To quote the authority, Yoghurt: "Merchandising, merchandising, where the real money from the movie is made. Spaceballs-the T-shirt, Spaceballs-the Coloring Book, Spaceballs-the Lunch box, Spaceballs-the Breakfast Cereal, Spaceballs-the Flame Thrower.

[turns it on]"

-Matt

Comment Re:I'll ask it again (Score 1) 367

The US cell market is a complete wasteland as far as competition in handsets. It all revolves around what the knuckleheads at Verizon (,etc, ad nauseum) think you want and how they think you want to see it.....for the low low price of a 2 year contract.

That is the essence of why Nokia doesn't sell (many) phones here - it's the vendors. Customers have no real say in the matter...not really...and the range of Nokia phones typically offered is terrible. (Unless you're of the rarified minority who a) is aware of and b) can consider paying $x00 for an unlocked "mostly functional" Nxx[x], of course. Heh.)

To wit:

AT&T's offering: Nokia Surge, 6350, Mural

Verizon: 7705, 7205, 6205, 2605, 2705

Sprint: none at all

That is an utterly unremarkable (not to say flip phones are bad) lineup of Nokia phones. No E-series or N-series even showing....c'mon.

-Matt

Comment Does this say anything?? (Score 1) 814

We've had Microsoft/Wintel hegemony for pushing 20 years now. (I was first denied purchase of a PC without Windows in 1991. OS/2 rulez!) Apple runs their own OS on the Intel side now for crying aloud.

That many Mac owners also have Windows should be surprising to no one....it's called "survival", and this far into the story I don't see how it's news. Many long-time Mac people have Windows around just to cope. Many, many frustrated Windows users simply keep their old systems around after making the switch. Duh. :-)

On another front, just to answer all the followups about what's cheaper: Apple's are cheaper that (e.g.) Dell's if you're comparing like systems. Dell offers lesser systems for less (junk IMO), and they even offer greater systems for even more (worth it only to a tiny segment of people). It is not accurate, nor has it been for years now, to say that Apple's are more expensive than Dell's.

-Matt

Comment Or maybe not so obvious? (Score 1) 438

Captain Obvious:

Both incorrect in substance as well as rating - it's not insightful. (Though no offense intended!)

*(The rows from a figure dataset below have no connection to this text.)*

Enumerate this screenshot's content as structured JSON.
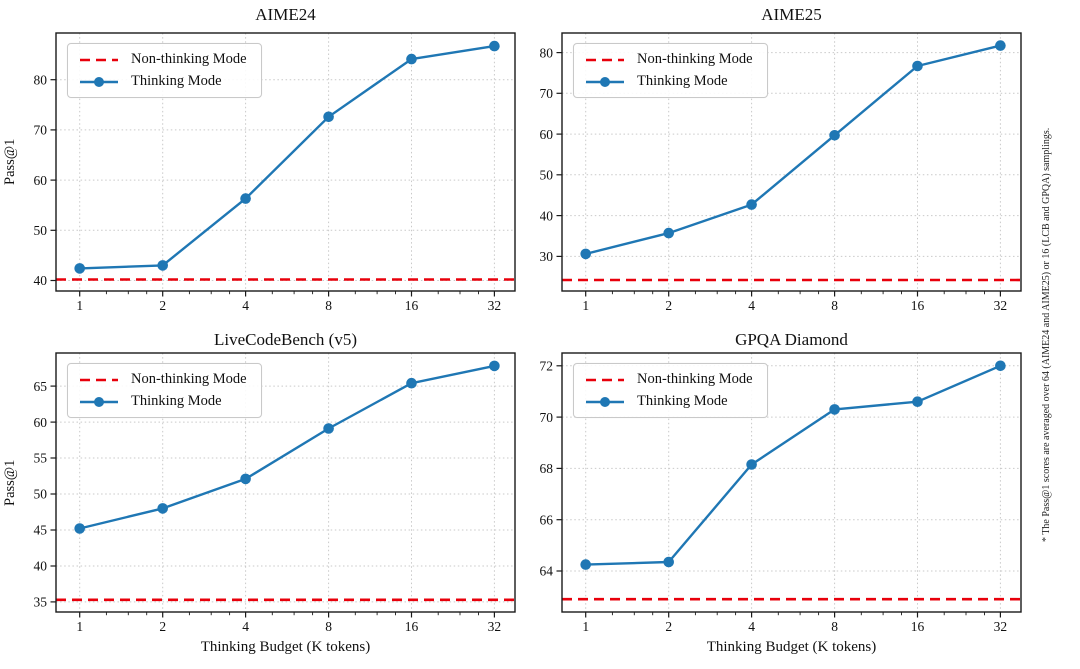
{
  "figure": {
    "xlabel": "Thinking Budget (K tokens)",
    "ylabel": "Pass@1",
    "side_note": "* The Pass@1 scores are averaged over 64 (AIME24 and AIME25) or 16 (LCB and GPQA) samplings.",
    "legend": {
      "non_thinking": "Non-thinking Mode",
      "thinking": "Thinking Mode"
    },
    "xticks": [
      1,
      2,
      4,
      8,
      16,
      32
    ],
    "xminor_mult": [
      1.25,
      1.5,
      1.75
    ],
    "xlim": [
      0.82,
      38
    ],
    "xscale": "log2",
    "grid": true,
    "legend_position": "upper-left",
    "colors": {
      "thinking": "#1f77b4",
      "non_thinking": "#e8000b",
      "grid": "#c9c9c9",
      "spine": "#1a1a1a"
    }
  },
  "chart_data": [
    {
      "type": "line",
      "title": "AIME24",
      "x": [
        1,
        2,
        4,
        8,
        16,
        32
      ],
      "series": [
        {
          "name": "Thinking Mode",
          "values": [
            42.4,
            43.0,
            56.3,
            72.6,
            84.1,
            86.7
          ]
        },
        {
          "name": "Non-thinking Mode",
          "constant": 40.2
        }
      ],
      "yticks": [
        40,
        50,
        60,
        70,
        80
      ],
      "ylim": [
        37.9,
        89.3
      ],
      "ylabel": "Pass@1",
      "xlabel": ""
    },
    {
      "type": "line",
      "title": "AIME25",
      "x": [
        1,
        2,
        4,
        8,
        16,
        32
      ],
      "series": [
        {
          "name": "Thinking Mode",
          "values": [
            30.6,
            35.7,
            42.7,
            59.7,
            76.7,
            81.7
          ]
        },
        {
          "name": "Non-thinking Mode",
          "constant": 24.2
        }
      ],
      "yticks": [
        30,
        40,
        50,
        60,
        70,
        80
      ],
      "ylim": [
        21.5,
        84.8
      ],
      "ylabel": "",
      "xlabel": ""
    },
    {
      "type": "line",
      "title": "LiveCodeBench (v5)",
      "x": [
        1,
        2,
        4,
        8,
        16,
        32
      ],
      "series": [
        {
          "name": "Thinking Mode",
          "values": [
            45.2,
            48.0,
            52.1,
            59.1,
            65.4,
            67.8
          ]
        },
        {
          "name": "Non-thinking Mode",
          "constant": 35.3
        }
      ],
      "yticks": [
        35,
        40,
        45,
        50,
        55,
        60,
        65
      ],
      "ylim": [
        33.6,
        69.6
      ],
      "ylabel": "Pass@1",
      "xlabel": "Thinking Budget (K tokens)"
    },
    {
      "type": "line",
      "title": "GPQA Diamond",
      "x": [
        1,
        2,
        4,
        8,
        16,
        32
      ],
      "series": [
        {
          "name": "Thinking Mode",
          "values": [
            64.25,
            64.35,
            68.15,
            70.3,
            70.6,
            72.0
          ]
        },
        {
          "name": "Non-thinking Mode",
          "constant": 62.9
        }
      ],
      "yticks": [
        64,
        66,
        68,
        70,
        72
      ],
      "ylim": [
        62.4,
        72.5
      ],
      "ylabel": "",
      "xlabel": "Thinking Budget (K tokens)"
    }
  ]
}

While it's a near-certainty at this point that the world would be a better place without Verizon, they are a (sanctioned) monopoly in most markets where they operate. Also, many non-monopolies are operating well outside the "do what the customer wants, or else" version of Capitalism. They do more or less what they want, within the comfy dictates of the FCC.

This is why the poster has a problem with Verizon offering this "flavor" of IPv6.

Your argument would hold water (e.g.) if this were the old days of IPv4 Internet and you or I were complaining about getting a "full connection" from our local mom and pop ISP. In that scenario one could (in most towns) walk up the street and get the better connection you were looking for from another mom and pop.

(No concidence that in those days the likes of Verizon - or what would become them - was fully regulated, were much, much smaller. There was no room for the "Verizon flavor" of the Internet.)